[hfs-user] Catalog File Size (HFS+)
Mark Day
mday@apple.com
Fri, 23 Apr 2004 10:59:11 -0700
On Apr 23, 2004, at 6:36 AM, Pierre Duhem wrote:
> Is there a recommendation by Apple concerning the size of the Catalog
> File (and of the Extents Overflow File), depending on the size of the
> physical drive?
There is no official recommendation, but I'll describe the default
behavior in Mac OS X version 10.3. If you're curious, you can download
the sources for newfs_hfs from Mac OS X 10.3; it is part of the
diskdev_cmds project in Darwin. The URL is:
<http://www.opensource.apple.com/darwinsource/tarballs/apsl/
diskdev_cmds-277.1.tar.gz>
For volumes less than 1GB, the default catalog node size is 4KB; for
larger volumes, the default is 8KB. The default extents node size is
4KB.
The default sizes of the catalog and extents files vary with the size
of the volume. For volumes less than 1GB, the default size for both
B-trees is 1/128 of the size of the volume, but at least 8 nodes. For
larger volumes, the following table gives the default sizes:
short clumptbl[CLUMP_ENTRIES * 2] = {
/*
* Volume Catalog Extents
* Size Clump (MB) Clump (MB)
*/
/* 1GB */ 4, 4,
/* 2GB */ 6, 4,
/* 4GB */ 8, 4,
/* 8GB */ 11, 5,
/* 16GB */ 14, 5,
/* 32GB */ 19, 6,
/* 64GB */ 25, 7,
/* 128GB */ 34, 8,
/* 256GB */ 45, 9,
/* 512GB */ 60, 11,
/* 1TB */ 80, 14,
/* 2TB */ 107, 16,
/* 4TB */ 144, 20,
/* 8TB */ 192, 25,
/* 16TB */ 256, 32
};
The "clump size" here is both the initial size of the B-tree (in
megabytes), and is the default amount to grow the tree by when it gets
full. These numbers are not special; they are educated guesses based
on general usage.
When initializing a volume, I suggest that the bitmap (allocation file)

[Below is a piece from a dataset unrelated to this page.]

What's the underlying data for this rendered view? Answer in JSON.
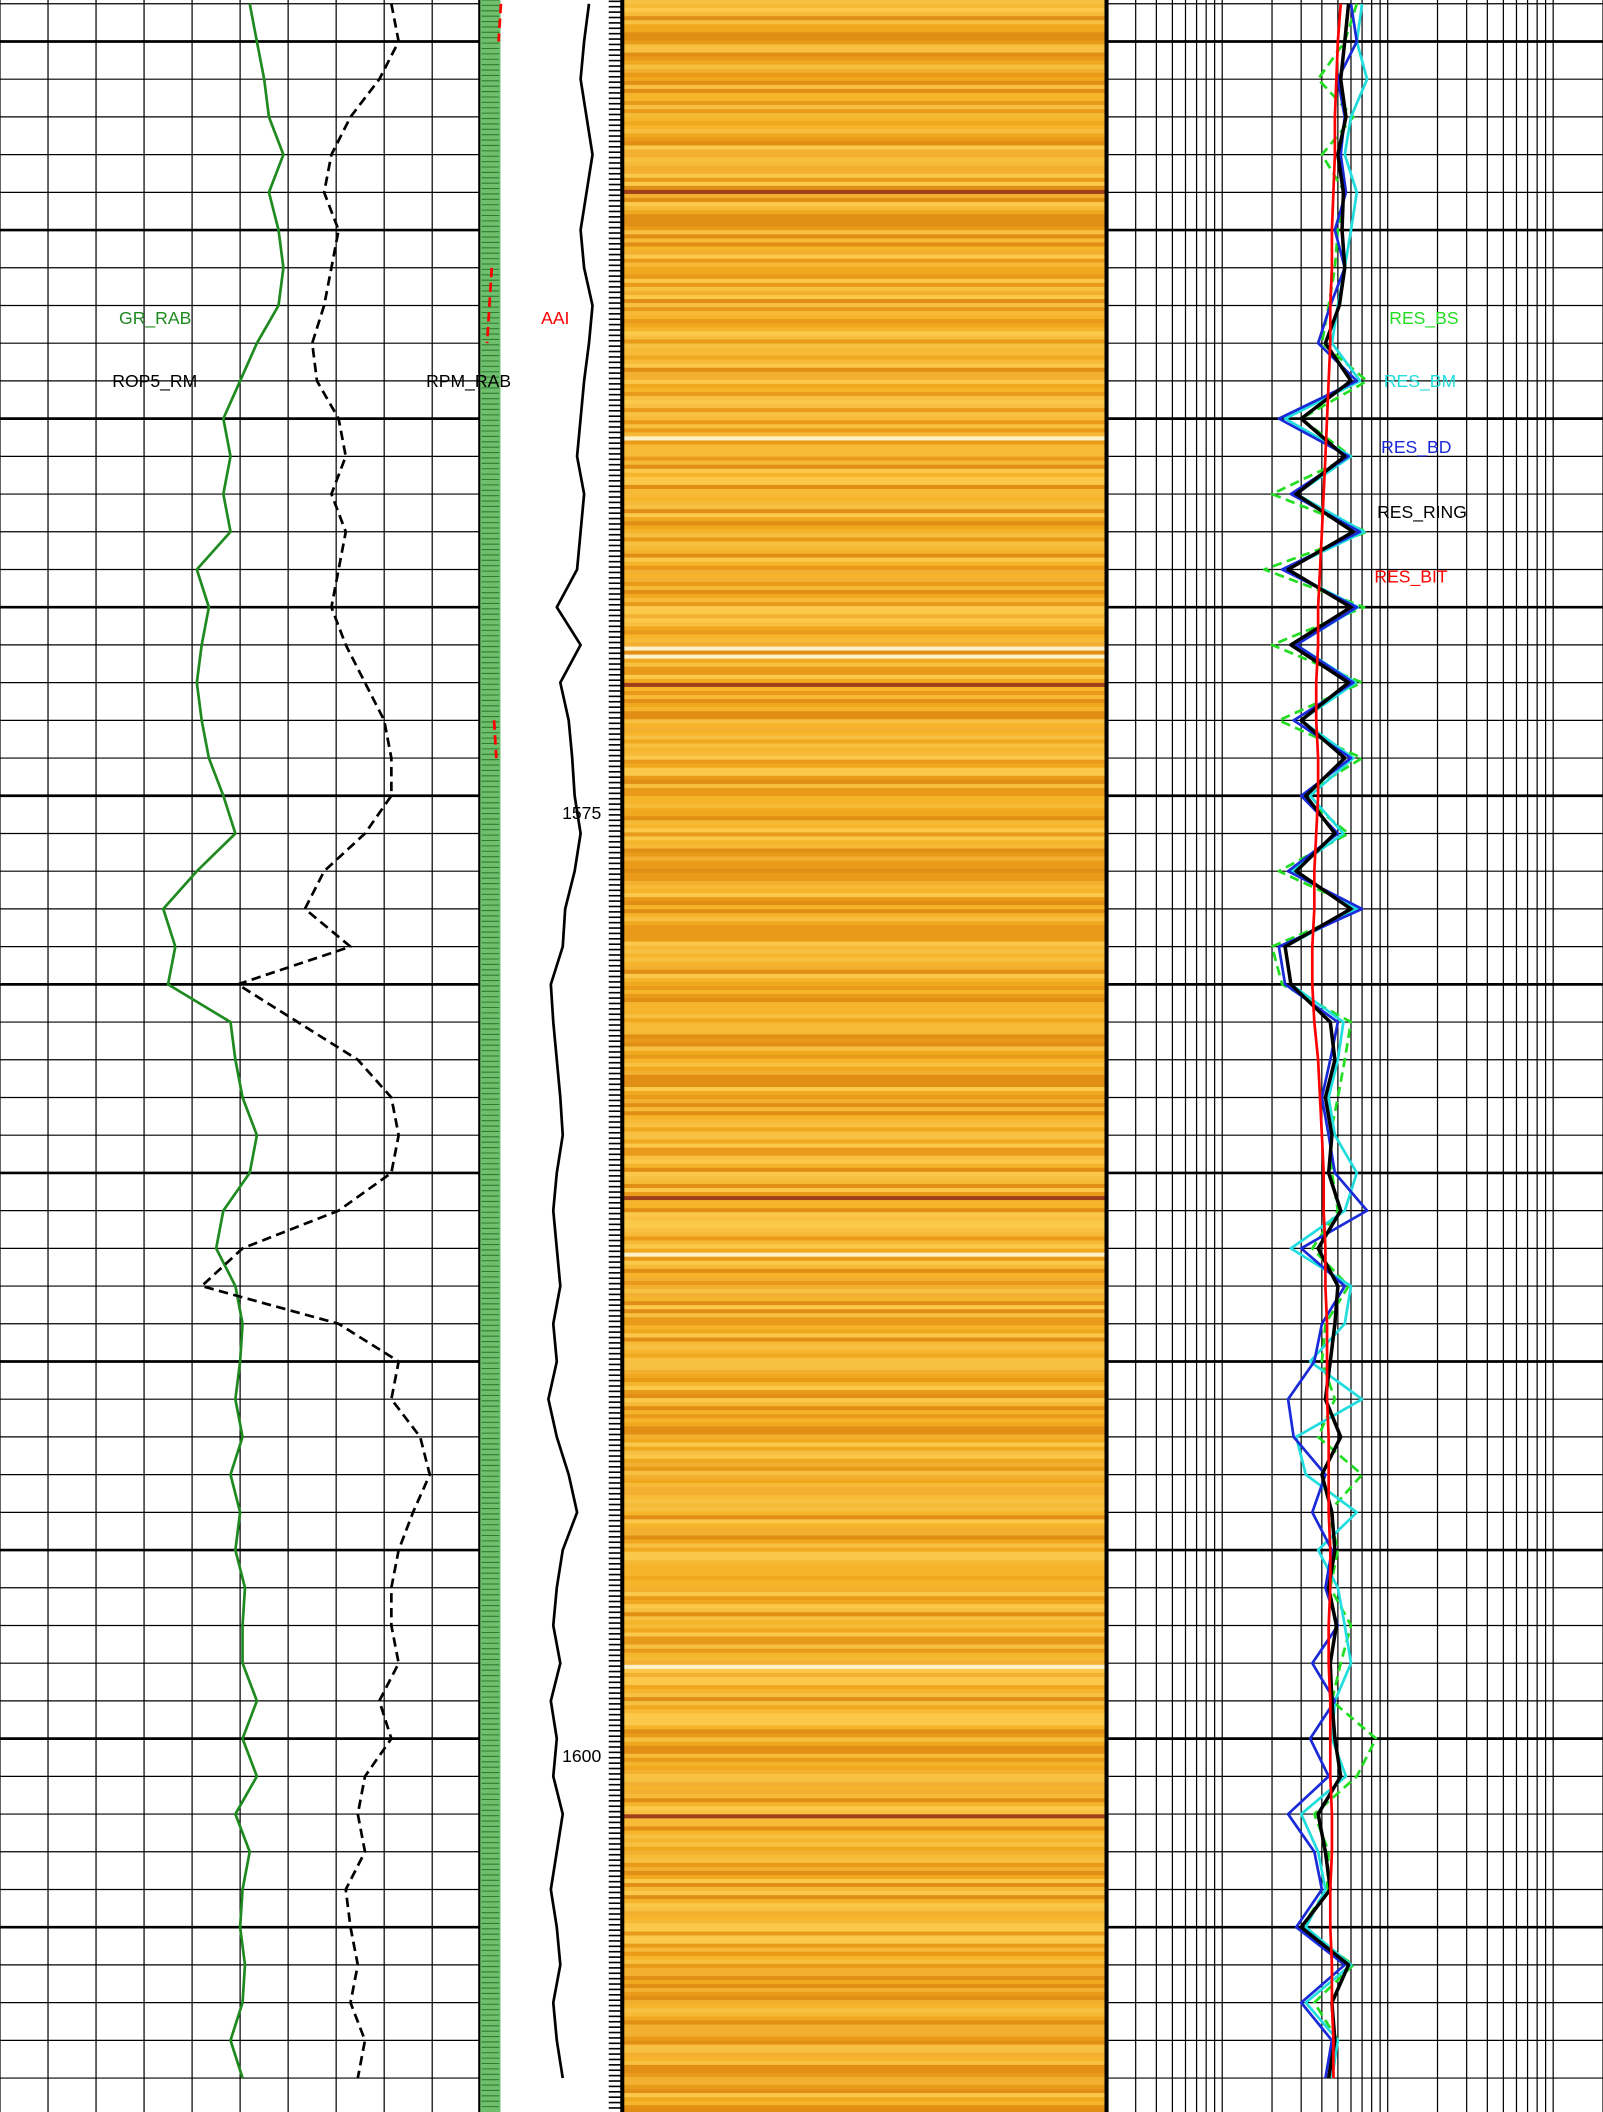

and extents B-tree come before (lower disk addresses) than the catalog
B-tree. Also, set up the nextAllocation field of the volume header to
be well past the end of the catalog (perhaps 2-4 times the size of the
catalog beyond the end of the catalog). This gives the catalog lots of
room to grow contiguously as you initially populate the volume, but
lets you eventually use the space for data if the catalog doesn't need
to grow that much.
> Which threshold would be reasonnable to switch to 8192-byte nodes?
Apple's default is 1GB or larger volumes. We noticed a non-trivial
performance gain when using 8KB nodes compared to 4KB nodes, due to the
large number of pathname lookups in Mac OS X. The performance
difference was negligible for Mac OS 8 and 9 (where applications use
the parent directory ID and leaf name much more often than full path
names).
> Is it reasonnable to think that, for the time being, 8192 is the
> biggest node size to be used?
It's the largest default node size created by any Apple OS. But it is
possible for nodes to be as large as 32KB.
The HFS Plus volume format is described here:
<http://developer.apple.com/technotes/tn/tn1150.html>
That technical note was updated at the beginning of March, 2004. A lot
of information related to Mac OS X (including the journal, metadata
zone, and a case-sensitive variant) was added in that update.